Usually visible fire burns at high temperatures between 1227 and 1727 degrees Celsius. The heptane bubbles on the ISS also burned brightly at this temperature, but as the fuel depleted and cooled, a completely different combustion began - cold. It takes place at a relatively low temperature of 227-527 degrees Celsius and does not produce soot, CO2 and water, but the more toxic carbon monoxide and formaldehyde.
Similar types of cold flames have been reproduced in laboratories on Earth, but under gravitational conditions such a fire itself is unstable and always quickly dies out. On the ISS, however, a cold flame can burn steadily for several minutes. This is not a very pleasant discovery, since cold fire poses an increased danger: it ignites more easily, including spontaneously, it is more difficult to detect it and, moreover, it releases more toxic substances. On the other hand, the discovery can find practical application, for example, in the HCCI technology, which involves igniting fuel in gasoline engines not from candles, but from a cold flame.
Promotional video:
This picture was taken during an experiment to study the physics of combustion in a special 30-meter tower (2.2-Second Drop Tower) of the John Glenn Research Center (Glenn Research Center), created to simulate the conditions of microgravity in free fall. Many experiments that were then performed on spacecraft were preliminary tested in this tower, which is why it is called “a gateway to space”.

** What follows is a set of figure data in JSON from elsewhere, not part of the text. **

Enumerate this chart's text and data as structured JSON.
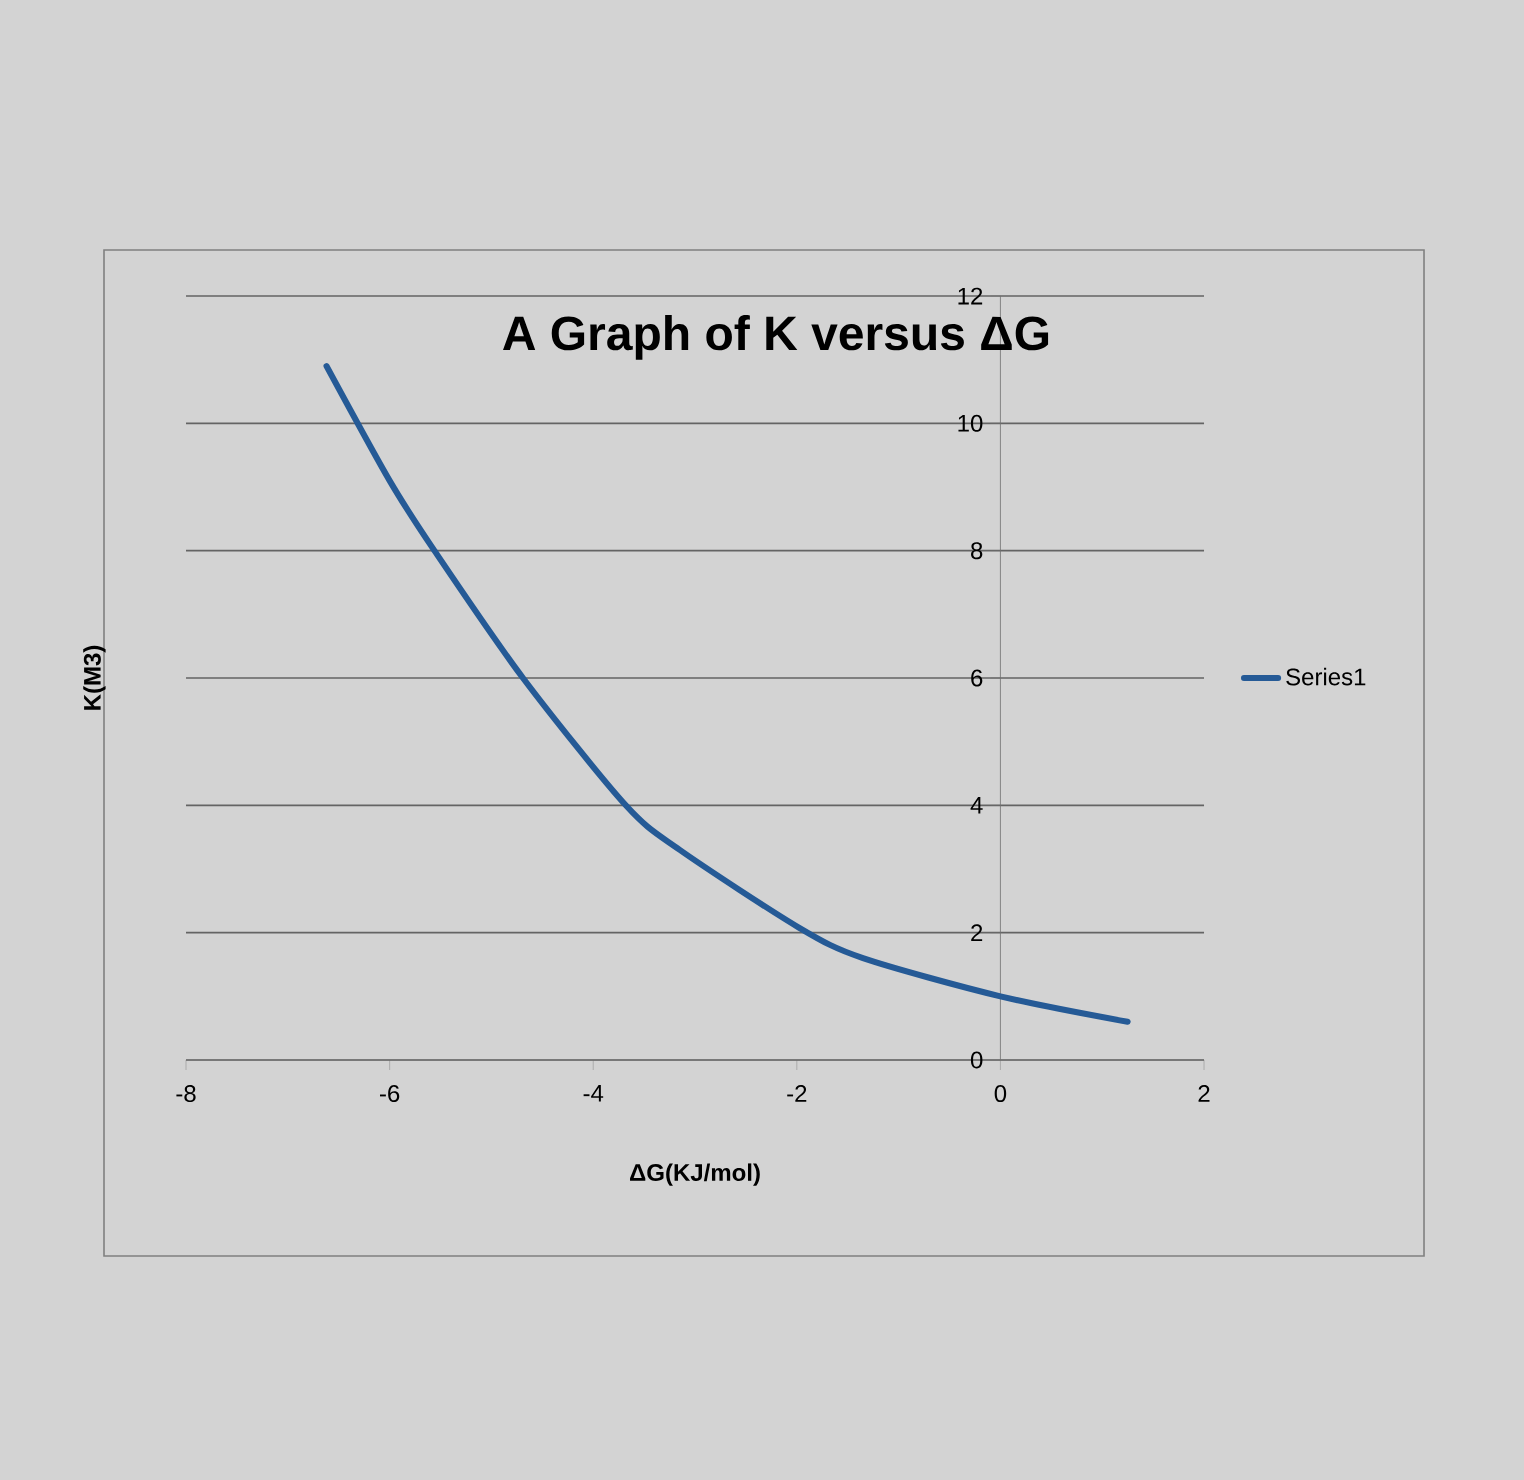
{
  "chart_data": {
    "type": "line",
    "title": "A Graph of K versus ΔG",
    "xlabel": "ΔG(KJ/mol)",
    "ylabel": "K(M3)",
    "x": [
      -6.62,
      -6.0,
      -5.56,
      -4.69,
      -3.68,
      -3.15,
      -1.98,
      -1.35,
      0,
      1.25
    ],
    "series": [
      {
        "name": "Series1",
        "color": "#255a96",
        "values": [
          10.9,
          9.1,
          8.0,
          6.0,
          4.0,
          3.3,
          2.08,
          1.6,
          1.0,
          0.6
        ]
      }
    ],
    "xlim": [
      -8,
      2
    ],
    "ylim": [
      0,
      12
    ],
    "xticks": [
      -8,
      -6,
      -4,
      -2,
      0,
      2
    ],
    "yticks": [
      0,
      2,
      4,
      6,
      8,
      10,
      12
    ],
    "grid": "y",
    "legend": "right"
  }
}
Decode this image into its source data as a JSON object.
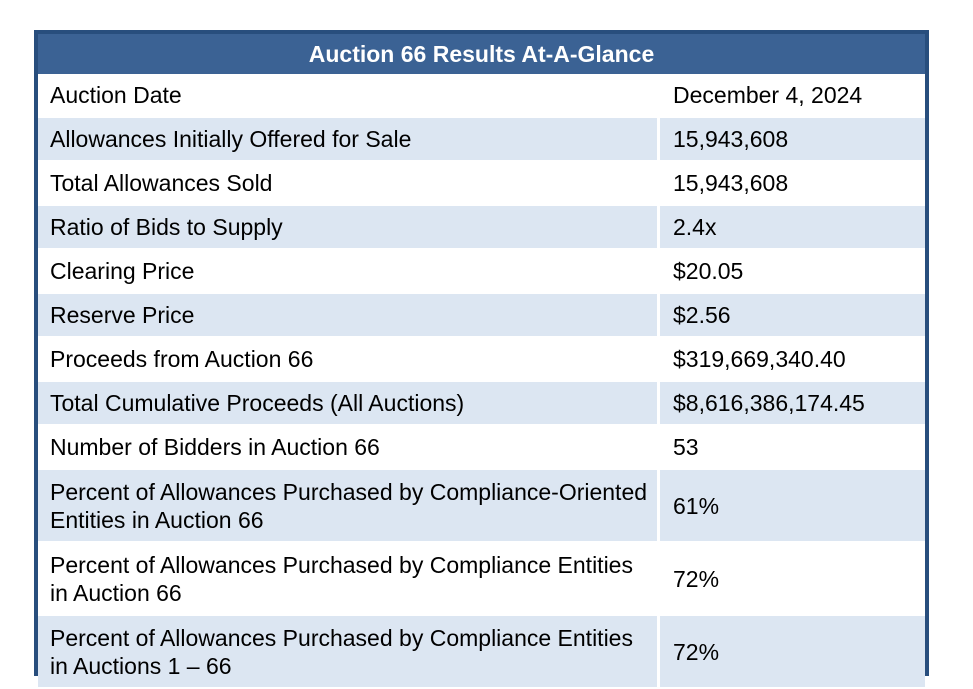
{
  "title": "Auction 66 Results At-A-Glance",
  "rows": [
    {
      "label": "Auction Date",
      "value": "December 4, 2024"
    },
    {
      "label": "Allowances Initially Offered for Sale",
      "value": "15,943,608"
    },
    {
      "label": "Total Allowances Sold",
      "value": "15,943,608"
    },
    {
      "label": "Ratio of Bids to Supply",
      "value": "2.4x"
    },
    {
      "label": "Clearing Price",
      "value": "$20.05"
    },
    {
      "label": "Reserve Price",
      "value": "$2.56"
    },
    {
      "label": "Proceeds from Auction 66",
      "value": "$319,669,340.40"
    },
    {
      "label": "Total Cumulative Proceeds (All Auctions)",
      "value": "$8,616,386,174.45"
    },
    {
      "label": "Number of Bidders in Auction 66",
      "value": "53"
    },
    {
      "label": "Percent of Allowances Purchased by Compliance-Oriented Entities in Auction 66",
      "value": "61%"
    },
    {
      "label": "Percent of Allowances Purchased by Compliance Entities in Auction 66",
      "value": "72%"
    },
    {
      "label": "Percent of Allowances Purchased by Compliance Entities in Auctions 1 – 66",
      "value": "72%"
    }
  ],
  "colors": {
    "header_background": "#3b6294",
    "border": "#284e7d",
    "shaded_row": "#dce6f2",
    "header_text": "#ffffff"
  }
}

The spherical shape of the flame is explained by the fact that under zero gravity conditions there is no ascending air movement and convection of its warm and cold layers does not occur, which on Earth "pulls" the flame into a drop shape. The flame for combustion does not have enough fresh air containing oxygen, and it turns out to be smaller and not as hot. The yellow-orange color of the flame familiar to us on Earth is caused by the glow of soot particles that rise upward with a hot stream of air. In zero gravity, the flame acquires a blue color, because little soot is formed (this requires a temperature of more than 1000 ° C), and the soot that is, due to the lower temperature, will glow only in the infrared range. In the top photo, the yellow-orange color is still present in the flame, since the early stage of the ignition is captured when there is still enough oxygen.

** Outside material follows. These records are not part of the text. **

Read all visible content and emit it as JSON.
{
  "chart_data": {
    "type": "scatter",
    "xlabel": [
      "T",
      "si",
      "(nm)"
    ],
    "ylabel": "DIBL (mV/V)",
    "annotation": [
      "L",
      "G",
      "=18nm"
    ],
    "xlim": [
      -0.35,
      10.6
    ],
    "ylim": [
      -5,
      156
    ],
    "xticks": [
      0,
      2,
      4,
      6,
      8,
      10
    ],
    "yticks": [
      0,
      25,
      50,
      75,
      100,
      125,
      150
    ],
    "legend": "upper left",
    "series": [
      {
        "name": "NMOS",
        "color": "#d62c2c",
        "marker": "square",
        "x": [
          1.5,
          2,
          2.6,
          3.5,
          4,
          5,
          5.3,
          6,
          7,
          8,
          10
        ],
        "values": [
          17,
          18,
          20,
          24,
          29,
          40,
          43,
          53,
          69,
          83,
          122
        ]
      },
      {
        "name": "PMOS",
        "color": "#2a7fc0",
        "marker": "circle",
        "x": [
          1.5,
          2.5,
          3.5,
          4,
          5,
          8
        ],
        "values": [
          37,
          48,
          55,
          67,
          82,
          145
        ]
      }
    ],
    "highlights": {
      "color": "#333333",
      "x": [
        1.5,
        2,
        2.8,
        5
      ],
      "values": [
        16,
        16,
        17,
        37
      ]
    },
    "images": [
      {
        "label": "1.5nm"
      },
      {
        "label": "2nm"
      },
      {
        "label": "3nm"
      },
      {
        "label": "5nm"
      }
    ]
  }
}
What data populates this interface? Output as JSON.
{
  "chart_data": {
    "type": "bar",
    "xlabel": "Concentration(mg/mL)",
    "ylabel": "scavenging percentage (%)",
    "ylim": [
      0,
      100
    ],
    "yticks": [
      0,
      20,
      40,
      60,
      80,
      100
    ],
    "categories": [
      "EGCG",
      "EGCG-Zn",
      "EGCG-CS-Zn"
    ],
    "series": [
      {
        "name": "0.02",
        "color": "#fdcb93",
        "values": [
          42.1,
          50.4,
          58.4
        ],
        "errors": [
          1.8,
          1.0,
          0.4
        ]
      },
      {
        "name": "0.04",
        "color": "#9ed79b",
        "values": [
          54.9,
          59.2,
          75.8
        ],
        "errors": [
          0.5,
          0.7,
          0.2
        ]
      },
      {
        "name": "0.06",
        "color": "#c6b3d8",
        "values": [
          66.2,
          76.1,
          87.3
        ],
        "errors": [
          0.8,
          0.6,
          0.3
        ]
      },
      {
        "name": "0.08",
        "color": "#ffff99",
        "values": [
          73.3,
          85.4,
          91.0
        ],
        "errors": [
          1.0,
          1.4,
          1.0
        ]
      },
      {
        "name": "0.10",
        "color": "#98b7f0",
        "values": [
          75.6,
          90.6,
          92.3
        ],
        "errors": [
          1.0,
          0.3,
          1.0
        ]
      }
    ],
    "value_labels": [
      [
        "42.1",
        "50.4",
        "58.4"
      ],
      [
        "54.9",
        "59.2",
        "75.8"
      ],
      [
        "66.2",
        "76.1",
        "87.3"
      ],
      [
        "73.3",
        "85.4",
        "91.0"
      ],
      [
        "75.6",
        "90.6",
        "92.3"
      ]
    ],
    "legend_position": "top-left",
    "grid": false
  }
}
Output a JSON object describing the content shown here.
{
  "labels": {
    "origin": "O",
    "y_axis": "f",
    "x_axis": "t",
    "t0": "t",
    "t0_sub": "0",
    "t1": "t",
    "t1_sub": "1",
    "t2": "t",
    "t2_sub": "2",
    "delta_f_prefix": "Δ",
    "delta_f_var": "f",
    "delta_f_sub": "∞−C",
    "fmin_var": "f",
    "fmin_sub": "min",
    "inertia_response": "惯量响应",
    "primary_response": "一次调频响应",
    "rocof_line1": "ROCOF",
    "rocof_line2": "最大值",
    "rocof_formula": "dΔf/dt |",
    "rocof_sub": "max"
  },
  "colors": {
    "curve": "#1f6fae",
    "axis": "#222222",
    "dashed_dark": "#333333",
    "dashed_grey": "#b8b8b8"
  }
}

Investigations of combustion in zero gravity are especially important for ensuring the safety of spacecraft. For several years now, Flame Extinguishment Experiment (FLEX) experiments have been carried out in a special compartment on board the ISS. Researchers ignite small droplets of fuel (such as heptane and methanol) in a controlled atmosphere. A small ball of fuel burns for about 20 seconds, surrounded by a sphere of fire with a diameter of 2.5–4 mm, after which the drop decreases until either the flame goes out or the fuel runs out. The most unexpected result was that a drop of heptane, after visible combustion, passed into the so-called "cold phase" - the flame became so weak that it was impossible to see it. And yet it was burning: fire could instantly break out when interacting with oxygen or fuel.

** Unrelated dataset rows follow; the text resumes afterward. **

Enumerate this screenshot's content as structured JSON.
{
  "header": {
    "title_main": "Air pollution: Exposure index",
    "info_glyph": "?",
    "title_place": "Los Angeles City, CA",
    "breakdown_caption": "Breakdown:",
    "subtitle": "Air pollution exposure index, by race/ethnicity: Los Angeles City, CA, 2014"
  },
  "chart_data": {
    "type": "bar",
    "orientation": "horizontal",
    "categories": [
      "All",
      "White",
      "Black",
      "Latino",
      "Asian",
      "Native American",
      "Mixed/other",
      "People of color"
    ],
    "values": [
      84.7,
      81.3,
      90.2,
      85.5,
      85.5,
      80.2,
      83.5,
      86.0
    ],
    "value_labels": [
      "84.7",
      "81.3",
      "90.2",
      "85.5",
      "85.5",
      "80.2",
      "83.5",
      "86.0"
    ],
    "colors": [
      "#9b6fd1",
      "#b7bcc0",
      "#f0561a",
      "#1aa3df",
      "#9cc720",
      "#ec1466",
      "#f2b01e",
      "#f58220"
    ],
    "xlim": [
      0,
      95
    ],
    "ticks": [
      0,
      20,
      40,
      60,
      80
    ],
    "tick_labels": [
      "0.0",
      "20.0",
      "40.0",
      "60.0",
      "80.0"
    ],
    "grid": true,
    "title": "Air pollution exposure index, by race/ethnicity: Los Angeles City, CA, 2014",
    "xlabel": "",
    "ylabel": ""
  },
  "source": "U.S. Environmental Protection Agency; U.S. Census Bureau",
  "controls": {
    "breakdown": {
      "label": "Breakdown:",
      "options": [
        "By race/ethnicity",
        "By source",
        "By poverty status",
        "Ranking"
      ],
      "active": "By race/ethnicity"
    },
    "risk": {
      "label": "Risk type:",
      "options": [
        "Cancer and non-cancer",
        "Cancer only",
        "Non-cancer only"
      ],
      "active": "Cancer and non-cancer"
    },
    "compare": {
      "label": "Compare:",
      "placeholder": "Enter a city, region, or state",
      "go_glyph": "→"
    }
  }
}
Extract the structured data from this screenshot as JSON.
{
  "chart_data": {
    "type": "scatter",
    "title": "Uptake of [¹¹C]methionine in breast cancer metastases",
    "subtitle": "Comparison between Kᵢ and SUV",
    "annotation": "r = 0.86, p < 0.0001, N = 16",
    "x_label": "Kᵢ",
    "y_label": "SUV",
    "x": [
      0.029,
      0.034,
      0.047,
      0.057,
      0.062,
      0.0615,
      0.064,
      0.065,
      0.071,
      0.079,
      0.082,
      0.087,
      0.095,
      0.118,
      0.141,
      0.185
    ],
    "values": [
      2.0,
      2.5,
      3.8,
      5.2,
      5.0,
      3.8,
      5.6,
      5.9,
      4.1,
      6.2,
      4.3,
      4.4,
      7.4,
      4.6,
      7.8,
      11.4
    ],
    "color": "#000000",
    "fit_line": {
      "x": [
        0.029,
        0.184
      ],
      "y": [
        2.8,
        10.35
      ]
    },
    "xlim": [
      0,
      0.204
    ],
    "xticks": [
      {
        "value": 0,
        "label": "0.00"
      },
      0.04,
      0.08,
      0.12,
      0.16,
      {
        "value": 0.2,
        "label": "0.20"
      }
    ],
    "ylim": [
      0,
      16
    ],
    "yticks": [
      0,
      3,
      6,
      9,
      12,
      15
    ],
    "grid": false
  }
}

As the researchers explain, during normal combustion, the flame temperature fluctuates between 1227 ° C and 1727 ° C - at this temperature in the experiment there was a visible fire. As the fuel burned, “cold combustion” began: the flame cooled to 227–527 ° C and produced not soot, carbon dioxide and water, but more toxic materials - formaldehyde and carbon monoxide. The FLEX experiment also selected the least flammable atmosphere based on carbon dioxide and helium, which will help reduce the risk of spacecraft fires in the future.